Le 29 avril 1945, à la tête d’une liste dite « de Libération », Espitalier fut élu maire de Villecroze. Il redevint membre du Parti communiste en 1946, après s’être publiquement expliqué dans la presse. Il fut constamment réélu en octobre 1947, en mars 1953 et en mars 1959 à la tête de listes d’« Union républicaine et d’intérêt local » où se côtoyaient communistes et non communistes.

Les communistes de Salernes toutefois, outre leur méfiance à l’égard de celui qui avait « trahi » en 1939, lui reprochaient sa vie quelque peu dissolue. Pourtant très vite tout rentra dans l’ordre. Espitalier ne fut pas désigné comme candidat au conseil général en 1951. Après la défaite du candidat communiste (le conseiller sortant communiste ne se représentait pas), Espitalier affirma que le Parti aurait dû le présenter.
Espitalier réalisa beaucoup dans sa commune surtout dans les domaines scolaires et sociaux (groupe et cantine scolaires, douches municipales, consultations gratuites de nourrissons, etc.). Sa gestion était « un peu timide » pour les grosses dépenses (budget extraordinaire) ? Ayant de sérieuses connaissances de comptabilité, il assurait le secrétariat de la coopérative vinicole. Selon la secrétaire de mairie, « sa droiture et son honnêteté étaient extrêmement strictes. Sa parole était facile, son caractère difficile, sa bonté légendaire […] autoritaire et un peu tribun […] profondément laïque au sens propre du mot. La laïcité pour lui n’était pas comme pour beaucoup à l’époque, une religion. Elle en était au contraire l’absence ».

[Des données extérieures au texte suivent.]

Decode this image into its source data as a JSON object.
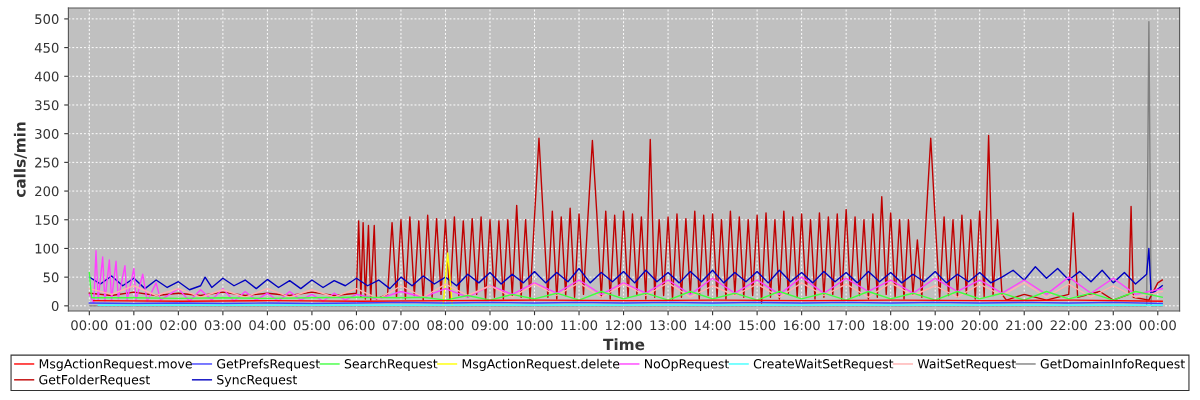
{
  "chart_data": {
    "type": "line",
    "xlabel": "Time",
    "ylabel": "calls/min",
    "xlim": [
      -0.47,
      24.49
    ],
    "ylim": [
      -9,
      519
    ],
    "xticks": [
      {
        "value": 0,
        "label": "00:00"
      },
      {
        "value": 1,
        "label": "01:00"
      },
      {
        "value": 2,
        "label": "02:00"
      },
      {
        "value": 3,
        "label": "03:00"
      },
      {
        "value": 4,
        "label": "04:00"
      },
      {
        "value": 5,
        "label": "05:00"
      },
      {
        "value": 6,
        "label": "06:00"
      },
      {
        "value": 7,
        "label": "07:00"
      },
      {
        "value": 8,
        "label": "08:00"
      },
      {
        "value": 9,
        "label": "09:00"
      },
      {
        "value": 10,
        "label": "10:00"
      },
      {
        "value": 11,
        "label": "11:00"
      },
      {
        "value": 12,
        "label": "12:00"
      },
      {
        "value": 13,
        "label": "13:00"
      },
      {
        "value": 14,
        "label": "14:00"
      },
      {
        "value": 15,
        "label": "15:00"
      },
      {
        "value": 16,
        "label": "16:00"
      },
      {
        "value": 17,
        "label": "17:00"
      },
      {
        "value": 18,
        "label": "18:00"
      },
      {
        "value": 19,
        "label": "19:00"
      },
      {
        "value": 20,
        "label": "20:00"
      },
      {
        "value": 21,
        "label": "21:00"
      },
      {
        "value": 22,
        "label": "22:00"
      },
      {
        "value": 23,
        "label": "23:00"
      },
      {
        "value": 24,
        "label": "00:00"
      }
    ],
    "yticks": [
      0,
      50,
      100,
      150,
      200,
      250,
      300,
      350,
      400,
      450,
      500
    ],
    "grid": true,
    "legend": "bottom",
    "marker": "none",
    "line_style": "solid",
    "series": [
      {
        "name": "MsgActionRequest.move",
        "color": "#ff0000",
        "x": [
          0.1,
          2.1,
          4.1,
          6.1,
          8.1,
          10.1,
          12.1,
          14.1,
          16.1,
          18.1,
          20.1,
          22.1,
          24.1
        ],
        "values": [
          9,
          8,
          9,
          8,
          9,
          10,
          9,
          10,
          9,
          10,
          9,
          10,
          8
        ]
      },
      {
        "name": "GetPrefsRequest",
        "color": "#4040ff",
        "x": [
          0,
          1,
          2,
          3,
          4,
          5,
          6,
          7,
          8,
          9,
          10,
          11,
          12,
          13,
          14,
          15,
          16,
          17,
          18,
          19,
          20,
          21,
          22,
          23,
          24.1
        ],
        "values": [
          5,
          4,
          5,
          4,
          5,
          4,
          5,
          6,
          5,
          6,
          5,
          6,
          5,
          6,
          5,
          6,
          5,
          6,
          5,
          6,
          5,
          6,
          5,
          6,
          4
        ]
      },
      {
        "name": "SearchRequest",
        "color": "#40ff40",
        "x": [
          0,
          0.05,
          1,
          2,
          3,
          4,
          5,
          6,
          7,
          7.5,
          8,
          8.5,
          9,
          9.5,
          10,
          10.5,
          11,
          11.5,
          12,
          12.5,
          13,
          13.5,
          14,
          14.5,
          15,
          15.5,
          16,
          16.5,
          17,
          17.5,
          18,
          18.5,
          19,
          19.5,
          20,
          20.5,
          21,
          21.5,
          22,
          22.5,
          23,
          23.5,
          24.1
        ],
        "values": [
          58,
          14,
          14,
          13,
          14,
          13,
          14,
          15,
          14,
          15,
          10,
          18,
          10,
          20,
          12,
          22,
          10,
          25,
          12,
          22,
          10,
          25,
          12,
          22,
          10,
          25,
          12,
          22,
          10,
          25,
          12,
          22,
          10,
          25,
          12,
          22,
          10,
          25,
          12,
          22,
          10,
          25,
          15
        ]
      },
      {
        "name": "MsgActionRequest.delete",
        "color": "#ffff00",
        "x": [
          7.95,
          8.05,
          8.15
        ],
        "values": [
          3,
          92,
          3
        ]
      },
      {
        "name": "NoOpRequest",
        "color": "#ff40ff",
        "x": [
          0,
          0.1,
          0.15,
          0.2,
          0.3,
          0.35,
          0.45,
          0.5,
          0.6,
          0.65,
          0.8,
          0.85,
          1.0,
          1.05,
          1.2,
          1.3,
          1.5,
          1.6,
          2,
          2.25,
          2.5,
          2.75,
          3,
          3.25,
          3.5,
          3.75,
          4,
          4.25,
          4.5,
          4.75,
          5,
          5.25,
          5.5,
          5.75,
          6,
          6.5,
          7,
          7.5,
          8,
          8.5,
          9,
          9.5,
          10,
          10.5,
          11,
          11.5,
          12,
          12.5,
          13,
          13.5,
          14,
          14.5,
          15,
          15.5,
          16,
          16.5,
          17,
          17.5,
          18,
          18.5,
          19,
          19.5,
          20,
          20.5,
          21,
          21.5,
          22,
          22.5,
          23,
          23.5,
          24.1
        ],
        "values": [
          20,
          5,
          96,
          10,
          85,
          8,
          80,
          10,
          78,
          12,
          70,
          10,
          65,
          10,
          55,
          8,
          40,
          10,
          30,
          8,
          28,
          10,
          30,
          8,
          25,
          10,
          22,
          8,
          25,
          10,
          20,
          8,
          22,
          10,
          20,
          12,
          25,
          15,
          30,
          15,
          35,
          20,
          40,
          22,
          45,
          20,
          40,
          22,
          45,
          20,
          48,
          22,
          45,
          20,
          50,
          22,
          48,
          25,
          45,
          22,
          48,
          25,
          45,
          22,
          45,
          20,
          50,
          22,
          48,
          20,
          30
        ]
      },
      {
        "name": "CreateWaitSetRequest",
        "color": "#40ffff",
        "x": [
          0.2,
          4.2,
          8.2,
          12.2,
          16.2,
          20.2,
          24.1
        ],
        "values": [
          1,
          1,
          1,
          1,
          1,
          1,
          1
        ]
      },
      {
        "name": "WaitSetRequest",
        "color": "#ffafaf",
        "x": [
          0,
          0.5,
          1,
          1.5,
          2,
          2.5,
          3,
          3.5,
          4,
          4.5,
          5,
          5.5,
          6,
          6.5,
          7,
          7.5,
          8,
          8.5,
          9,
          9.5,
          10,
          10.5,
          11,
          11.5,
          12,
          12.5,
          13,
          13.5,
          14,
          14.5,
          15,
          15.5,
          16,
          16.5,
          17,
          17.5,
          18,
          18.5,
          19,
          19.5,
          20,
          20.5,
          21,
          21.5,
          22,
          22.5,
          23,
          23.5,
          24.1
        ],
        "values": [
          30,
          20,
          35,
          18,
          30,
          15,
          28,
          15,
          30,
          15,
          28,
          15,
          30,
          12,
          35,
          15,
          38,
          18,
          35,
          15,
          38,
          18,
          40,
          15,
          38,
          18,
          40,
          15,
          35,
          18,
          38,
          15,
          40,
          18,
          38,
          15,
          40,
          18,
          35,
          15,
          38,
          18,
          40,
          15,
          38,
          15,
          35,
          15,
          25
        ]
      },
      {
        "name": "GetDomainInfoRequest",
        "color": "#808080",
        "x": [
          0,
          23.75,
          23.8,
          23.85,
          24.1
        ],
        "values": [
          0,
          0,
          495,
          0,
          0
        ]
      },
      {
        "name": "GetFolderRequest",
        "color": "#c00000",
        "x": [
          0,
          0.5,
          1,
          1.5,
          2,
          2.5,
          3,
          3.5,
          4,
          4.5,
          5,
          5.5,
          6.0,
          6.05,
          6.1,
          6.15,
          6.2,
          6.27,
          6.32,
          6.4,
          6.45,
          6.7,
          6.8,
          6.9,
          7.0,
          7.1,
          7.2,
          7.3,
          7.4,
          7.5,
          7.6,
          7.7,
          7.8,
          7.9,
          8.0,
          8.1,
          8.2,
          8.3,
          8.4,
          8.5,
          8.6,
          8.7,
          8.8,
          8.9,
          9.0,
          9.1,
          9.2,
          9.3,
          9.4,
          9.5,
          9.6,
          9.7,
          9.8,
          9.9,
          10.0,
          10.1,
          10.2,
          10.3,
          10.4,
          10.5,
          10.6,
          10.7,
          10.8,
          10.9,
          11.0,
          11.1,
          11.2,
          11.3,
          11.4,
          11.5,
          11.6,
          11.7,
          11.8,
          11.9,
          12.0,
          12.1,
          12.2,
          12.3,
          12.4,
          12.5,
          12.6,
          12.7,
          12.8,
          12.9,
          13.0,
          13.1,
          13.2,
          13.3,
          13.4,
          13.5,
          13.6,
          13.7,
          13.8,
          13.9,
          14.0,
          14.1,
          14.2,
          14.3,
          14.4,
          14.5,
          14.6,
          14.7,
          14.8,
          14.9,
          15.0,
          15.1,
          15.2,
          15.3,
          15.4,
          15.5,
          15.6,
          15.7,
          15.8,
          15.9,
          16.0,
          16.1,
          16.2,
          16.3,
          16.4,
          16.5,
          16.6,
          16.7,
          16.8,
          16.9,
          17.0,
          17.1,
          17.2,
          17.3,
          17.4,
          17.5,
          17.6,
          17.7,
          17.8,
          17.9,
          18.0,
          18.1,
          18.2,
          18.3,
          18.4,
          18.5,
          18.6,
          18.7,
          18.8,
          18.9,
          19.0,
          19.1,
          19.2,
          19.3,
          19.4,
          19.5,
          19.6,
          19.7,
          19.8,
          19.9,
          20.0,
          20.1,
          20.2,
          20.3,
          20.4,
          20.5,
          20.6,
          21.0,
          21.5,
          22.0,
          22.1,
          22.2,
          22.7,
          23.0,
          23.35,
          23.4,
          23.45,
          23.8,
          24.0,
          24.1
        ],
        "values": [
          22,
          18,
          24,
          18,
          22,
          18,
          24,
          18,
          22,
          18,
          24,
          18,
          22,
          148,
          15,
          145,
          12,
          140,
          10,
          140,
          12,
          20,
          145,
          15,
          150,
          12,
          155,
          18,
          148,
          10,
          158,
          15,
          152,
          20,
          150,
          12,
          155,
          18,
          148,
          15,
          152,
          20,
          155,
          10,
          150,
          15,
          148,
          12,
          150,
          18,
          175,
          15,
          150,
          12,
          155,
          292,
          150,
          15,
          165,
          12,
          155,
          18,
          170,
          15,
          160,
          20,
          155,
          288,
          160,
          15,
          165,
          12,
          158,
          18,
          165,
          15,
          160,
          20,
          155,
          12,
          290,
          15,
          150,
          18,
          155,
          12,
          160,
          15,
          152,
          20,
          165,
          12,
          158,
          18,
          160,
          15,
          150,
          12,
          165,
          20,
          155,
          15,
          150,
          18,
          158,
          5,
          162,
          15,
          150,
          12,
          165,
          20,
          155,
          15,
          160,
          18,
          150,
          12,
          162,
          15,
          155,
          20,
          160,
          12,
          168,
          15,
          155,
          18,
          150,
          12,
          160,
          15,
          190,
          20,
          162,
          15,
          150,
          12,
          150,
          20,
          115,
          15,
          158,
          292,
          150,
          12,
          155,
          18,
          150,
          15,
          158,
          20,
          150,
          12,
          165,
          15,
          297,
          18,
          150,
          20,
          10,
          20,
          10,
          20,
          162,
          15,
          25,
          10,
          20,
          173,
          15,
          10,
          40,
          45
        ]
      },
      {
        "name": "SyncRequest",
        "color": "#0000c0",
        "x": [
          0,
          0.25,
          0.5,
          0.75,
          1,
          1.25,
          1.5,
          1.75,
          2,
          2.25,
          2.5,
          2.6,
          2.75,
          3,
          3.25,
          3.5,
          3.75,
          4,
          4.25,
          4.5,
          4.75,
          5,
          5.25,
          5.5,
          5.75,
          6,
          6.25,
          6.5,
          6.75,
          7,
          7.25,
          7.5,
          7.75,
          8,
          8.25,
          8.5,
          8.75,
          9,
          9.25,
          9.5,
          9.75,
          10,
          10.25,
          10.5,
          10.75,
          11,
          11.25,
          11.5,
          11.75,
          12,
          12.25,
          12.5,
          12.75,
          13,
          13.25,
          13.5,
          13.75,
          14,
          14.25,
          14.5,
          14.75,
          15,
          15.25,
          15.5,
          15.75,
          16,
          16.25,
          16.5,
          16.75,
          17,
          17.25,
          17.5,
          17.75,
          18,
          18.25,
          18.5,
          18.75,
          19,
          19.25,
          19.5,
          19.75,
          20,
          20.25,
          20.5,
          20.75,
          21,
          21.25,
          21.5,
          21.75,
          22,
          22.25,
          22.5,
          22.75,
          23,
          23.25,
          23.5,
          23.75,
          23.8,
          23.85,
          24.1
        ],
        "values": [
          50,
          38,
          52,
          35,
          48,
          30,
          45,
          32,
          42,
          28,
          35,
          50,
          32,
          48,
          35,
          45,
          30,
          46,
          32,
          44,
          30,
          45,
          32,
          44,
          35,
          48,
          35,
          45,
          30,
          50,
          35,
          52,
          38,
          50,
          35,
          55,
          40,
          58,
          38,
          55,
          40,
          60,
          40,
          58,
          42,
          65,
          40,
          58,
          42,
          60,
          40,
          62,
          42,
          58,
          40,
          60,
          42,
          62,
          40,
          58,
          42,
          60,
          40,
          62,
          42,
          58,
          40,
          60,
          42,
          58,
          40,
          60,
          42,
          58,
          40,
          55,
          42,
          60,
          40,
          55,
          42,
          58,
          40,
          50,
          62,
          45,
          68,
          48,
          65,
          45,
          60,
          42,
          62,
          40,
          58,
          38,
          55,
          100,
          20,
          35
        ]
      }
    ]
  }
}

Espitalier est un des rares maires communistes du Haut-Var à ne pas avoir connu de défaite électorale après la guerre. Il était marié et père d’un enfant.

Pour citer cet article :
https://maitron.fr/spip.php?article24686, notice ESPITALIER Victor, Nicolas par Jacques Girault, version mise en ligne le 23 février 2009, dernière modification le 7 mai 2009.

Par Jacques Girault

SOURCES : Arch. Nat. F7/13021, 13118, 13123, 13165, 18 M 86. — Arch. Dép. Var, 2 M 3.47 ; 2 M 3.52 ; 2 M 4.11 ; 2 M 5.280 ; 2 M 5.285 ; 2 M 5.293 ; 2 M 6.22 ; 2 M 6.24 ; 2 M 7.24.3 ; 2 M 7.32.3 ; 2 M 7.33.1 ; 2 M 7.35.4 ; 3 M 59.4.1 ; 4 M 59.4.4 ; 18 M 43. — Presse locale. — G. Trotobas, Uno eleicien à Vilotouarto, Toulon, 1943. — Renseignements fournis par Mme Pleau, secrétaire de mairie de Villecroze, par le fils de Espitallier, par MM. Jouvenceau et Ferran. — Sources orales nombreuses.